Rowe Rachel K, Ziebell Jenna M, Harrison Jordan L, Law L Matthew, Adelson P David, Lifshitz Jonathan
Barrow Neurological Institute at Phoenix Children's Hospital, Phoenix, Ariz., USA.
Dev Neurosci. 2016;38(3):195-205. doi: 10.1159/000446773. Epub 2016 Jul 23.
Development and aging are influenced by external factors with the potential to impact health throughout the life span. Traumatic brain injury (TBI) can initiate and sustain a lifetime of physical and mental health symptoms. Over 1.7 million TBIs occur annually in the USA alone, with epidemiology suggesting a higher incidence for young age groups. Additionally, increasing life spans mean more years to age with TBI. While there is ongoing research of experimental pediatric and adult TBI, few studies to date have incorporated animal models of pediatric, adolescent, and adult TBI to understand the role of age at injury across the life span. Here, we explore repeated behavioral performance between rats exposed to diffuse TBI at five different ages. Our aim was to follow neurological morbidities across the rodent life span with respect to age at injury. A single cohort of male Sprague-Dawley rats (n = 69) was received at postnatal day (PND) 10. Subgroups of this cohort (n = 11-12/group) were subjected to a single moderate midline fluid percussion injury at age PND 17, PND 35, 2 months, 4 months, or 6 months. A control group of naïve rats (n = 12) was assembled from this cohort. The entire cohort was assessed for motor function by beam walk at 1.5, 3, 5, and 7 months of age. Anxiety-like behavior was assessed with the open field test at 8 months of age. Cognitive performance was assessed using the novel object location task at 8, 9, and 10 months of age. Depression-like behavior was assessed using the forced swim test at 10 months of age. Age at injury and time since injury differentially influenced motor, cognitive, and affective behavioral outcomes. Motor and cognitive deficits occurred in rats injured at earlier developmental time points, but not in rats injured in adulthood. In contrast, rats injured during adulthood showed increased anxiety-like behavior compared to uninjured control rats. A single diffuse TBI did not result in chronic depression-like behaviors or changes in body weight among any groups. The interplay of age at injury and aging with an injury are translationally important factors that influence behavioral performance as a quality of life metric. More complete understanding of these factors can direct rehabilitative efforts and personalized medicine for TBI survivors.
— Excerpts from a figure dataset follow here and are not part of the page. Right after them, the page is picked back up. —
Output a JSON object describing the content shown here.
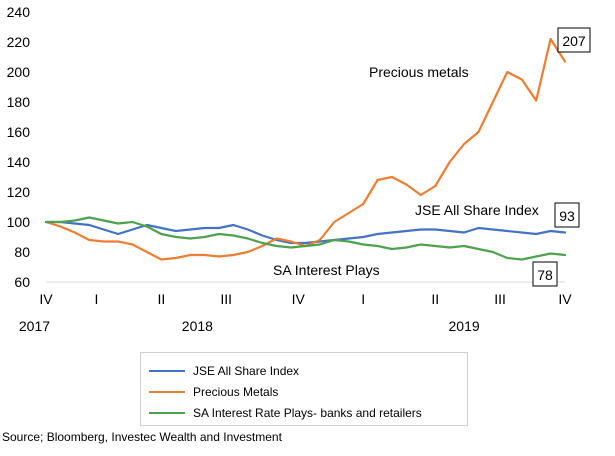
{
  "chart_data": {
    "type": "line",
    "x": [
      0,
      1,
      2,
      3,
      4,
      5,
      6,
      7,
      8,
      9,
      10,
      11,
      12,
      13,
      14,
      15,
      16,
      17,
      18,
      19,
      20,
      21,
      22,
      23,
      24,
      25,
      26,
      27,
      28,
      29,
      30,
      31,
      32,
      33,
      34,
      35,
      36
    ],
    "ylim": [
      60,
      240
    ],
    "yticks": [
      60,
      80,
      100,
      120,
      140,
      160,
      180,
      200,
      220,
      240
    ],
    "grid": false,
    "quarter_ticks": [
      {
        "label": "IV",
        "x": 0
      },
      {
        "label": "I",
        "x": 3.5
      },
      {
        "label": "II",
        "x": 8
      },
      {
        "label": "III",
        "x": 12.5
      },
      {
        "label": "IV",
        "x": 17.5
      },
      {
        "label": "I",
        "x": 22
      },
      {
        "label": "II",
        "x": 27
      },
      {
        "label": "III",
        "x": 31.5
      },
      {
        "label": "IV",
        "x": 36
      }
    ],
    "year_labels": [
      {
        "label": "2017",
        "x": -0.8
      },
      {
        "label": "2018",
        "x": 10.5
      },
      {
        "label": "2019",
        "x": 29
      }
    ],
    "series": [
      {
        "name": "JSE All Share Index",
        "color": "#4472C4",
        "values": [
          100,
          100,
          99,
          98,
          95,
          92,
          95,
          98,
          96,
          94,
          95,
          96,
          96,
          98,
          95,
          91,
          88,
          86,
          86,
          87,
          88,
          89,
          90,
          92,
          93,
          94,
          95,
          95,
          94,
          93,
          96,
          95,
          94,
          93,
          92,
          94,
          93
        ]
      },
      {
        "name": "Precious Metals",
        "color": "#ED7D31",
        "values": [
          100,
          97,
          93,
          88,
          87,
          87,
          85,
          80,
          75,
          76,
          78,
          78,
          77,
          78,
          80,
          84,
          89,
          87,
          84,
          88,
          100,
          106,
          112,
          128,
          130,
          125,
          118,
          124,
          140,
          152,
          160,
          180,
          200,
          195,
          181,
          222,
          207
        ]
      },
      {
        "name": "SA Interest Rate Plays- banks  and retailers",
        "color": "#4EA24E",
        "values": [
          100,
          100,
          101,
          103,
          101,
          99,
          100,
          97,
          92,
          90,
          89,
          90,
          92,
          91,
          89,
          86,
          84,
          83,
          84,
          85,
          88,
          87,
          85,
          84,
          82,
          83,
          85,
          84,
          83,
          84,
          82,
          80,
          76,
          75,
          77,
          79,
          78
        ]
      }
    ],
    "annotations": {
      "precious": "Precious metals",
      "jse": "JSE All Share Index",
      "sa": "SA Interest Plays",
      "end_values": [
        "207",
        "93",
        "78"
      ]
    }
  },
  "source_text": "Source; Bloomberg, Investec Wealth and Investment"
}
发育和衰老受外部因素影响,这些因素有可能在整个生命周期中影响健康。创伤性脑损伤(TBI)可引发并持续一生的身心健康症状。仅在美国,每年就发生超过170万例创伤性脑损伤,流行病学研究表明年轻年龄组的发病率更高。此外,寿命延长意味着创伤性脑损伤患者的衰老时间更长。虽然目前正在对儿童和成人创伤性脑损伤进行实验研究,但迄今为止,很少有研究纳入儿童、青少年和成人创伤性脑损伤的动物模型,以了解不同年龄阶段受伤所起的作用。在此,我们探讨了在五个不同年龄遭受弥漫性创伤性脑损伤的大鼠之间的重复行为表现。我们的目的是追踪啮齿动物生命周期中与受伤年龄相关的神经病理学变化。在出生后第10天接收了一组雄性Sprague-Dawley大鼠(n = 69)。该组的亚组(每组n = 11 - 12)在出生后第17天、第35天、2个月、4个月或6个月时接受单次中度中线液压冲击损伤。从该组中选取一组未受伤的对照大鼠(n = 12)。在1.5、3、5和7月龄时通过横梁行走评估整个组的运动功能。在8月龄时用旷场试验评估焦虑样行为。在8、9和10月龄时使用新物体定位任务评估认知表现。在10月龄时用强迫游泳试验评估抑郁样行为。受伤年龄和受伤后的时间对运动、认知和情感行为结果有不同影响。在发育早期受伤的大鼠出现运动和认知缺陷,但成年期受伤的大鼠未出现。相比之下,成年期受伤的大鼠与未受伤的对照大鼠相比,焦虑样行为增加。单次弥漫性创伤性脑损伤在任何组中均未导致慢性抑郁样行为或体重变化。受伤年龄与衰老以及损伤之间的相互作用是影响行为表现(作为生活质量指标)的重要转化因素。对这些因素更全面的了解可为创伤性脑损伤幸存者的康复努力和个性化医疗提供指导。